When Doucette and his group initially began checking out Utah homes with substantially elevated DCA readings, they suspected household cleaners or other consumer products might be responsible. So they began sampling the air, room by room, for DCA and TCE, looking for a hot spot.

And indeed, one home’s basement storage room emerged as a zinger. Not sure what was the source of its contamination – air intrusion, the carpeting or the room’s eclectic contents – the scientists transferred all of the goods into the garage. Within a few days, the room’s DCA levels dropped from 82 micrograms per cubic meter down to 0.37. Meanwhile, pollution in the ventilated garage spiked from nondetectable values to 10 μg/m3. When the researchers returned the goods to the room, the room's pollutant concentrations skyrocketed to 103 μg/m3.

It looked like they had found the smoking gun. And, of all places, in a plastic bin of Christmas decorations. The researchers took the ornaments back to the lab, popped them into a sort of pressure cooker and assayed any fumes they could suck out of each. Sure enough, a gingerbread man and several other ornaments proved to be hot potatoes. Such ornaments are most often produced in China for export.

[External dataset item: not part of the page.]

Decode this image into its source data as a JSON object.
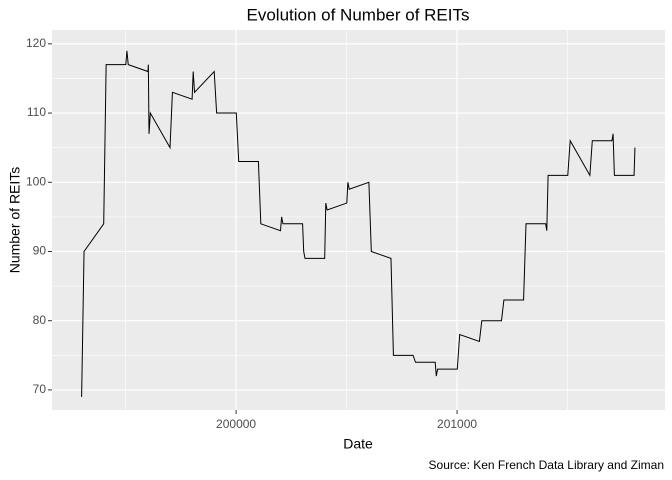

After testing some paint chips from the ornaments and finding little DCA, the researchers decided to probe deeper. So they amputated the cute little gingerbread guy’s legs and sampled his interior. Bullseye. Each gram of this polyresin contained 2.3 milligrams of DCA. If the emission rate the Utah scientists measured from this ornament – 0.3 μg per minute – remains constant, the decoration should continue to emit toxic fumes for 345 days, the researchers report in a paper due to be published soon in Ground Water Monitoring & Remediation.

A few of the other local homes that had registered anomalous DCA levels also had such products. Doucette and his colleagues went to a store and bought seven new ornaments. And pollutant off-gassing by some of these proved almost as high as that from the initial sentinel gingerbread guy.

But ornaments are hardly the only products made from this material. Doucette says his team turned up plaques and objects up to two-feet tall made from this DCA-laced plastic. And the bigger it is, the more DCA it can shed into air.